A few minutes later, someone pointed me to a desk. I slid my paper stack across the table to a man who clicked a few buttons and typed a few things, then handed me the bank form for the extra tax I needed to pay. "That's it," he said.
"That's it? Just this, and the photos, and these papers?"
"And your passport."
"And that's all?"
"That's all."

(Keep in mind that this was in Spanish, so my part of the conversation probably really sounded like, "And all? This and photos and papers and is everything, yes?")
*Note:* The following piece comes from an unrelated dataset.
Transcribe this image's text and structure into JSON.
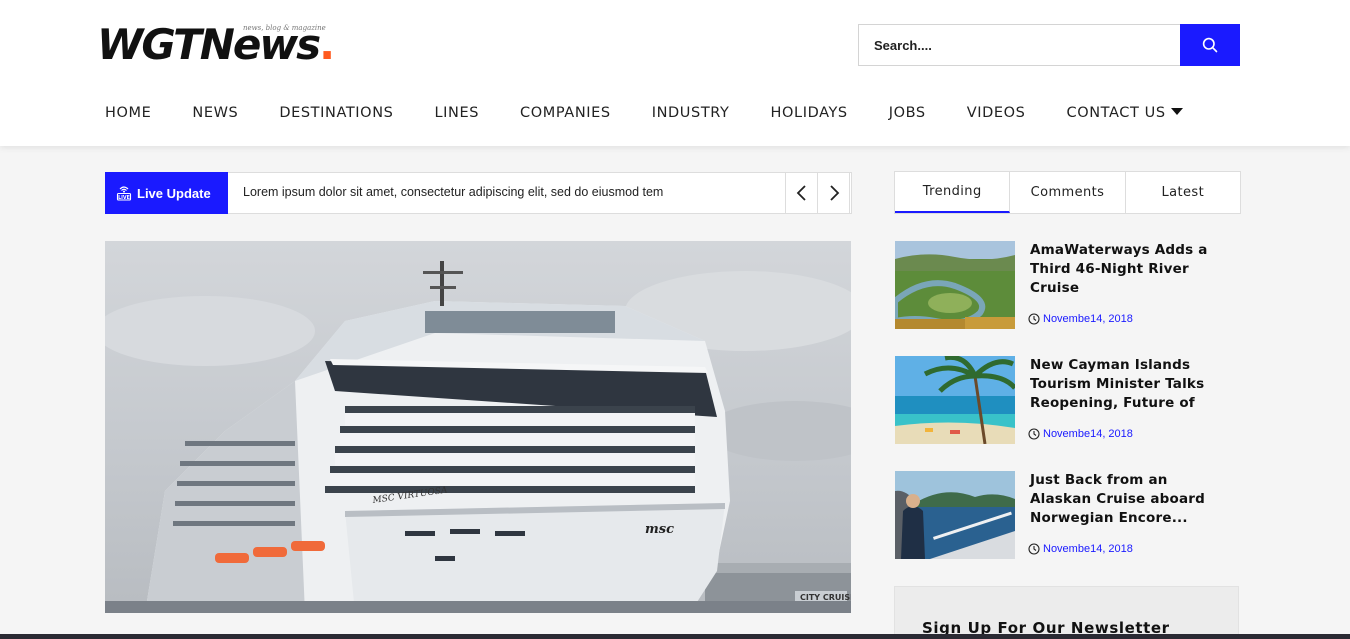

Could it be? Could I dare to hope against hope that my piddly little internet paper would in fact grant me access to fingerprinting that day? I rushed from the building, powerwalked the next few blocks back to the train station, and asked some nearby policemen for the nearest bank. The first two banks had signs posted on the front door: We only allow payment of 790 tax between 8 and 10. 11am. Dang it. I rushed around the corner, paid my form, hustled back to the train station to get some quick passport photos done (since both photo booths at Aluche were broken), and nearly skipped all the way back to Aluche, fists clenched around the papers. Once again, I stood in line just to see what would happen.

I'd been composing happy facebook statuses in my mind, things like, "The world must be ending today: Spain has finally decided it likes me!" The man at the booth must've seen the hope in my eyes, because he reached out to snap it in half. "This is not an official date." He jabbed at the paper that declared me approved. "Who told you this was okay?"
"I don't know, this guy who was sitting there, he said I just needed these three things..." (Again, a more literal translation would be, "Um, uh, don't know, a man he who seat yourself here, he say this is good.")
"This is not a date."
"Okay. Where do I go?"
"Second floor."

I hear stories of people who glide into Aluche with their paperwork and glide out two months later, card-wielding members of this crazy country. Sarah even got a letter reminding her that her residency documents were due! As for me and my household, we resigned ourselves to the second floor, where an indifferent man stamped a piece of paper and handed it to me. March 6th, 2013. By the time I actually receive my residency card, I'll have about six weeks left in Camarma. Apparently Spain wants to save my card for a going-away present.

This video pretty much sums up all feelings I have regarding this process:



P.S. On the brighter side, I rode the train into Madrid with two dorm kids. One of them was sniffling incessantly halfway through the trip and kept asking us for Kleenexes. "Where is a bum selling Kleenexes when you need them?" (It's common practice for people to walk up and down the aisles of commuter trains, setting Kleenex packets on your lap and hoping you'll buy them.)

A few minutes later, a homeless man with a "Pide Ayuda" sign did enter the car. As he neared us, asking for money, our boy asked, "Got any Kleenexes?"
"Of course I don't have Kleenex! I live on the streets!"
"Oh, okay, man. No worries."

And that, friends, is a little something I like to call irony.